Simultaneously, prolonged sadness and hopelessness have soared,¹ school absenteeism has surged,¹⁸ and pediatric mental health services are waitlisted across the nation.¹⁹

Correlation is not causation. But convergence is the key.

As developmental structure shifts, cumulative impact becomes harder to ignore.


Blame is easy, but culture is not easily reprogrammed. Habit reversal feels unattainable—but habits are not fate.

If groupthink has become our baseline, we need a new consensus. A stronger conviction. Not perfection, but realistic margin.

Margin for sleep, boredom, nutrition, and real-life presence.

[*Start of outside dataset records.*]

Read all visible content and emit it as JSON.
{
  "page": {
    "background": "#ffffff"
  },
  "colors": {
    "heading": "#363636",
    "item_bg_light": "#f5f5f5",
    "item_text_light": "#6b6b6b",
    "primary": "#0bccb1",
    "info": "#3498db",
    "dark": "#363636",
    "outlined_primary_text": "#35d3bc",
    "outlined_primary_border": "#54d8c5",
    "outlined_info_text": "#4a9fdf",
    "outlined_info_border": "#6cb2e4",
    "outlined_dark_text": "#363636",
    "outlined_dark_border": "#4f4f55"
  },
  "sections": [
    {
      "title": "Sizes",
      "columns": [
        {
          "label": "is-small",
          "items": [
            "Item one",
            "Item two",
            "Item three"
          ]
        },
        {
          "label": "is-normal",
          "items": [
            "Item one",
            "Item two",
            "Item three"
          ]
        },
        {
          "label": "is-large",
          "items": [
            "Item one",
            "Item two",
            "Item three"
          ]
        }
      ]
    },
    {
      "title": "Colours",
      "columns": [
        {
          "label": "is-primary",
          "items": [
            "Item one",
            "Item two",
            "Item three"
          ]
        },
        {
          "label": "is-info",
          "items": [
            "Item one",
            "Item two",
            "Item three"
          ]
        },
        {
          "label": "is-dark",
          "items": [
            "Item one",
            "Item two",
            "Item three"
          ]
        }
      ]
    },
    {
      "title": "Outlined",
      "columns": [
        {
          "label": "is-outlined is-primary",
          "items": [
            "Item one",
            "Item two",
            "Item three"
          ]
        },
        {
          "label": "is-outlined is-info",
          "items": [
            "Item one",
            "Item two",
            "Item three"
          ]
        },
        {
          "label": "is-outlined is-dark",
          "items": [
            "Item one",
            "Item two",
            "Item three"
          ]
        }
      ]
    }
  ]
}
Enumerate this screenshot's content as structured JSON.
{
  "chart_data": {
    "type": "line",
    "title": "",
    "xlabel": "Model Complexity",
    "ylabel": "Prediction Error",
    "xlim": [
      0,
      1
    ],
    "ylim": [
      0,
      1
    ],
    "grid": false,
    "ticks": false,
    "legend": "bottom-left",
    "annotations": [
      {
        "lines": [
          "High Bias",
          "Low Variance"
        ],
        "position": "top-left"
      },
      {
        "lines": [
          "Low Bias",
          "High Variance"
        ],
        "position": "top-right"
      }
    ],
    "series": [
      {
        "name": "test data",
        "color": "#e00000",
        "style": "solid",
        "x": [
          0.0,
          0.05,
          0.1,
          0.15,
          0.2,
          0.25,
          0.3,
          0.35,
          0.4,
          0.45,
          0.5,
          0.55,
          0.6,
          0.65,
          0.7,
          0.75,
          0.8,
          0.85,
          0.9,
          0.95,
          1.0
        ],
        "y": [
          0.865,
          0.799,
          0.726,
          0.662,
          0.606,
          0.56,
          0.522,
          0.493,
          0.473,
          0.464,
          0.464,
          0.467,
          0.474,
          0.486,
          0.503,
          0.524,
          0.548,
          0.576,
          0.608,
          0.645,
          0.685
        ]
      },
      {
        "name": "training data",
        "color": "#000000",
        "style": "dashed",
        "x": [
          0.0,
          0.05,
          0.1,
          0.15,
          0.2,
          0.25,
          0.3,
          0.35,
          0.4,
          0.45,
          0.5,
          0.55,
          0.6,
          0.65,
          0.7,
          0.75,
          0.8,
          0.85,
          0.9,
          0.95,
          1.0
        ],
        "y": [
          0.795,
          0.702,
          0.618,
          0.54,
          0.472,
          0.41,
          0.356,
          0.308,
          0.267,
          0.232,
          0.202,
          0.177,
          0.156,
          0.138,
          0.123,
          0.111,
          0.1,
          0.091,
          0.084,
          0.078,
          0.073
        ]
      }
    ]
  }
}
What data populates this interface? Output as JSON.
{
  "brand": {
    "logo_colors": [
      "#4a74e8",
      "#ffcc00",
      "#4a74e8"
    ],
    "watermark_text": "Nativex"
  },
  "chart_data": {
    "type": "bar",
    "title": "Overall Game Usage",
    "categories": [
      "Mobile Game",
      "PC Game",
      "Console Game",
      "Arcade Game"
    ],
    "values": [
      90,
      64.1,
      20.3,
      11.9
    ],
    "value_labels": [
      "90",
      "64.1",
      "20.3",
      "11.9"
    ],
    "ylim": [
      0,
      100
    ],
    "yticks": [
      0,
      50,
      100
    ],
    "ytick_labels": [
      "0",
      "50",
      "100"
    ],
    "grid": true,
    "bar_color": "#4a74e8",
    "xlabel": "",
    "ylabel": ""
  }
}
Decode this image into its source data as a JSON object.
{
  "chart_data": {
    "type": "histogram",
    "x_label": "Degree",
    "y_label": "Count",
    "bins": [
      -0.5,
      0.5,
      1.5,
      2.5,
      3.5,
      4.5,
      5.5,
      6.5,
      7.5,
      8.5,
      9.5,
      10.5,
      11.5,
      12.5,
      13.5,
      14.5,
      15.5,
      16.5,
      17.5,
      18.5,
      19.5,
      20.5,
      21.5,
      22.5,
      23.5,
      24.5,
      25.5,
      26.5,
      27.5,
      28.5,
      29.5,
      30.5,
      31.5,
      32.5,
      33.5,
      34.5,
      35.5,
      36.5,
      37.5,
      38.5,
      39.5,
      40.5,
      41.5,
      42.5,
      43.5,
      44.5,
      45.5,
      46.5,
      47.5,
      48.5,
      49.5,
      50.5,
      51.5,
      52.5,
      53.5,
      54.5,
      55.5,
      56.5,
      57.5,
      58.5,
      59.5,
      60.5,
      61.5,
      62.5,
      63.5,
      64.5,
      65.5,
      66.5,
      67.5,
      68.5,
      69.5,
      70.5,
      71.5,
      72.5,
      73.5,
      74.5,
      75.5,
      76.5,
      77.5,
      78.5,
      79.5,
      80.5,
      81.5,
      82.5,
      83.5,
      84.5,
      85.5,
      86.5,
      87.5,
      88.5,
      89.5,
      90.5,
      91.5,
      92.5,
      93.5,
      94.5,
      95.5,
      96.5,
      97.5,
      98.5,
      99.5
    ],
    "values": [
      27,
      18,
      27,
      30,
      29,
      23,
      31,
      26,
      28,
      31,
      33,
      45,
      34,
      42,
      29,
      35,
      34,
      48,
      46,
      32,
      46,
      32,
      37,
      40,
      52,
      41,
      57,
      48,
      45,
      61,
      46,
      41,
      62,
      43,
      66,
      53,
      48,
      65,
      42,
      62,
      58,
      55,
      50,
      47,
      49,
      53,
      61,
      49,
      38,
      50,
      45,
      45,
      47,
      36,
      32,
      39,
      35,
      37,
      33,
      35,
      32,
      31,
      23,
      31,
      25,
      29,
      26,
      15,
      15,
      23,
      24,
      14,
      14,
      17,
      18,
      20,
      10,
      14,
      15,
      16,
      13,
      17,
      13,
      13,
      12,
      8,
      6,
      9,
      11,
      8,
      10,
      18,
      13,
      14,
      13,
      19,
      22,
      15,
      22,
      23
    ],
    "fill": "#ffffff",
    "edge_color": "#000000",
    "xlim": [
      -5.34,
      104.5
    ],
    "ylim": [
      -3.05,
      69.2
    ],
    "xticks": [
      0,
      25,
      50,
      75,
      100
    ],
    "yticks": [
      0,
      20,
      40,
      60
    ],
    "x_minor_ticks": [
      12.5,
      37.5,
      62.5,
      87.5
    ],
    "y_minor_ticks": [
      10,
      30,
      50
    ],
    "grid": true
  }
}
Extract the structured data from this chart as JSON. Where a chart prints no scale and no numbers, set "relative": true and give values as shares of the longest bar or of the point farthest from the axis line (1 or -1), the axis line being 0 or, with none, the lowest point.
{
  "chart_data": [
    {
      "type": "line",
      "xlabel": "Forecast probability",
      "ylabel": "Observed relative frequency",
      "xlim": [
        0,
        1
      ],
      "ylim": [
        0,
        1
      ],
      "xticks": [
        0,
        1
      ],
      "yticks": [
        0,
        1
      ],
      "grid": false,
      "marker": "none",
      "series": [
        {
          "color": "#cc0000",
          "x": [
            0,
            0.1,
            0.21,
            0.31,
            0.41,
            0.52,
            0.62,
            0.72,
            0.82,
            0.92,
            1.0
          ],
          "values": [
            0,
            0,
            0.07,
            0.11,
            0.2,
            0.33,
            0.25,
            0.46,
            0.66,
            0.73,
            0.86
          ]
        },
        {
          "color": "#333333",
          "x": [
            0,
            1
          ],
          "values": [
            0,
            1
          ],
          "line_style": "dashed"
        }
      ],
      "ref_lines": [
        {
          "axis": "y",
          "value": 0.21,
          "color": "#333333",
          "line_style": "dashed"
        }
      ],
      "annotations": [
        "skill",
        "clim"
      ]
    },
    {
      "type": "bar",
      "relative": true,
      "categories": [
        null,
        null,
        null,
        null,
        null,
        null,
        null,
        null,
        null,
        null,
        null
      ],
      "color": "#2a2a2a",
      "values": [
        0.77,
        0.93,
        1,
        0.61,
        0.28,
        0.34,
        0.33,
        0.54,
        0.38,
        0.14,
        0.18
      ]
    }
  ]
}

We struggle to tolerate this healthy friction. It feels unnatural because it clashes with our culture. We qualify time with productivity and efficiency. Regulating that intensity feels counterintuitive. Inconvenient. Even if our systems crave regulation, pausing registers as regression. When we postpone a response or task, we feel like we are falling behind.

Habits are not sustained through intensity, but through consistency. We do not need drastic revamps or moral spirals—just small actions to incorporate presence into routine.

Move the charger out of the bedroom.

Protect one device-free hour in the evening.

Reclaim one shared meal without parallel scrolling.

Turn off the cruise control of digital consumption when possible.

We retain the choice to reject habits that actively threaten the health and future of our youth.

Teens deserve better than regressing standards.

This is the experiment we never meant to conduct. But it is an experiment that we can reclaim. What has been desensitized can be resensitized. Resisting the flow will be clumsy and imperfect because it defies instinct—but persistence will pay off. Inconvenience now could transform into discipline and success later. Teenagers become adults who carry patterns and practices into their own lives.

What habits are you tolerating? What habits are you modeling?

Everyone else may be doing it…

But the cycle of complacency can end with you.